You can see below how EPS has changed over time (discover the exact values by clicking on the image).

earnings-per-share-growth
earnings-per-share-growth

Dive deeper into STINAG Stuttgart Invest's key metrics by checking this interactive graph of STINAG Stuttgart Invest's earnings, revenue and cash flow.

What About Dividends?

As well as measuring the share price return, investors should also consider the total shareholder return (TSR). The TSR is a return calculation that accounts for the value of cash dividends (assuming that any dividend received was reinvested) and the calculated value of any discounted capital raisings and spin-offs. So for companies that pay a generous dividend, the TSR is often a lot higher than the share price return. In the case of STINAG Stuttgart Invest, it has a TSR of -35% for the last 3 years. That exceeds its share price return that we previously mentioned. And there's no prize for guessing that the dividend payments largely explain the divergence!

A Different Perspective

The last twelve months weren't great for STINAG Stuttgart Invest shares, which cost holders 9.7%, including dividends, while the market was up about 7.7%. However, keep in mind that even the best stocks will sometimes underperform the market over a twelve month period. Unfortunately, the longer term story isn't pretty, with investment losses running at 10% per year over three years. We'd need clear signs of growth in the underlying business before we could muster much enthusiasm for this one. It's always interesting to track share price performance over the longer term. But to understand STINAG Stuttgart Invest better, we need to consider many other factors. Case in point: We've spotted 3 warning signs for STINAG Stuttgart Invest you should be aware of.

Of course, you might find a fantastic investment by looking elsewhere. So take a peek at this free list of companies we expect will grow earnings.

Please note, the market returns quoted in this article reflect the market weighted average returns of stocks that currently trade on German exchanges.

Have feedback on this article? Concerned about the content? Get in touch with us directly. Alternatively, email editorial-team (at) simplywallst.com.

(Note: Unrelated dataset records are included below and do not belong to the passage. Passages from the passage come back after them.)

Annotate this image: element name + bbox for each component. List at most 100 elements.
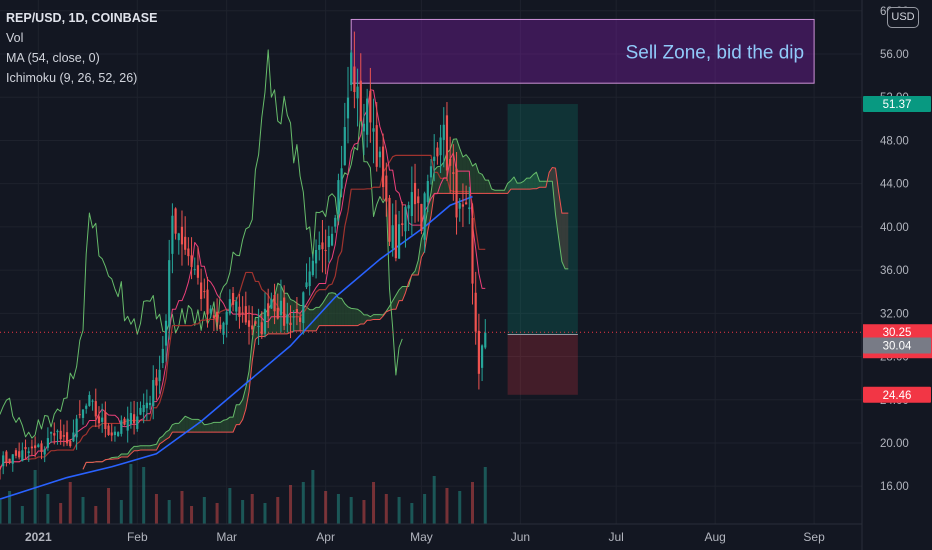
candle-body: [362, 123, 366, 132]
cloud-segment: [236, 404, 240, 425]
volume-bar: [423, 494, 427, 524]
indicator-lines: [0, 49, 569, 500]
candle-body: [439, 137, 442, 156]
cloud-segment: [143, 445, 147, 451]
symbol-title[interactable]: REP/USD, 1D, COINBASE: [6, 11, 158, 25]
candle-body: [337, 180, 340, 215]
candle-body: [340, 168, 343, 189]
candle-body: [429, 166, 433, 178]
cloud-segment: [316, 307, 320, 331]
candle-body: [378, 151, 382, 158]
cloud-segment: [520, 181, 524, 190]
volume-bar: [289, 485, 293, 524]
candle-body: [164, 320, 168, 346]
cloud-segment: [185, 416, 189, 433]
candle-body: [299, 317, 302, 322]
candle-body: [420, 203, 423, 231]
base-line: [0, 154, 486, 470]
candle-body: [417, 196, 420, 204]
cloud-segment: [319, 303, 323, 326]
candle-body: [155, 377, 158, 386]
candle-body: [53, 433, 56, 436]
candle-body: [413, 182, 417, 205]
candle-body: [136, 416, 139, 429]
volume-bar: [263, 503, 267, 524]
ichimoku-indicator-label[interactable]: Ichimoku (9, 26, 52, 26): [6, 71, 138, 85]
currency-button[interactable]: USD: [887, 7, 919, 28]
moving-average-line: [0, 195, 473, 500]
volume-bar: [81, 497, 85, 524]
cloud-segment: [156, 438, 160, 451]
volume-bar: [458, 491, 462, 524]
target-price-label-bg: [863, 96, 931, 113]
volume-bar: [228, 488, 232, 524]
cloud-segment: [370, 314, 374, 321]
cloud-segment: [485, 180, 489, 194]
volume-bar: [471, 482, 475, 524]
candle-body: [216, 311, 219, 323]
candle-body: [305, 282, 308, 288]
volume-bar: [119, 500, 123, 524]
cloud-segment: [399, 286, 403, 301]
volume-indicator-label[interactable]: Vol: [6, 31, 24, 45]
candle-body: [148, 402, 152, 406]
candle-body: [107, 425, 110, 436]
cloud-segment: [376, 314, 380, 320]
volume-bar: [250, 494, 254, 524]
volume-bar: [384, 494, 388, 524]
candle-body: [126, 418, 129, 431]
candle-body: [174, 208, 177, 234]
candle-body: [436, 147, 439, 157]
candle-body: [49, 432, 53, 434]
candle-body: [101, 417, 104, 422]
volume-bar: [107, 488, 111, 524]
cloud-segment: [124, 453, 128, 457]
cloud-segment: [175, 423, 179, 433]
cloud-segment: [172, 423, 176, 433]
x-tick-label: Feb: [127, 530, 148, 544]
cloud-segment: [344, 303, 348, 326]
candle-body: [34, 445, 37, 449]
volume-bar: [483, 467, 487, 524]
candle-body: [59, 430, 62, 440]
volume-bar: [154, 494, 158, 524]
candle-body: [30, 446, 34, 449]
stop-price-label: 24.46: [883, 390, 912, 402]
cloud-segment: [181, 416, 186, 433]
candle-body: [359, 80, 362, 122]
cloud-segment: [338, 297, 342, 326]
volume-bar: [362, 500, 366, 524]
cloud-segment: [494, 190, 499, 194]
candle-body: [369, 90, 372, 123]
ma-indicator-label[interactable]: MA (54, close, 0): [6, 51, 100, 65]
candle-body: [449, 158, 452, 166]
cloud-segment: [341, 298, 345, 326]
volume-bar: [311, 470, 315, 524]
candle-body: [196, 265, 200, 278]
candle-body: [187, 248, 190, 257]
candle-body: [353, 66, 356, 93]
candle-body: [318, 244, 321, 250]
candle-body: [263, 308, 267, 334]
candle-body: [69, 441, 72, 447]
candle-body: [394, 214, 397, 259]
cloud-segment: [322, 298, 326, 326]
leading-span-b: [82, 166, 569, 470]
cloud-segment: [549, 167, 553, 182]
candle-body: [382, 146, 385, 188]
candle-body: [295, 308, 299, 313]
cloud-segment: [373, 314, 377, 320]
cloud-segment: [213, 422, 218, 433]
cloud-segment: [166, 430, 170, 440]
leading-span-a: [82, 138, 569, 470]
candle-body: [324, 249, 327, 251]
candle-body: [442, 124, 445, 140]
candle-body: [238, 306, 241, 317]
cloud-segment: [498, 190, 502, 194]
volume-bar: [215, 503, 219, 524]
cloud-segment: [293, 300, 297, 331]
volume-bars: [0, 464, 487, 524]
candle-body: [88, 394, 91, 406]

This article by Simply Wall St is general in nature. We provide commentary based on historical data and analyst forecasts only using an unbiased methodology and our articles are not intended to be financial advice. It does not constitute a recommendation to buy or sell any stock, and does not take account of your objectives, or your financial situation. We aim to bring you long-term focused analysis driven by fundamental data. Note that our analysis may not factor in the latest price-sensitive company announcements or qualitative material. Simply Wall St has no position in any stocks mentioned.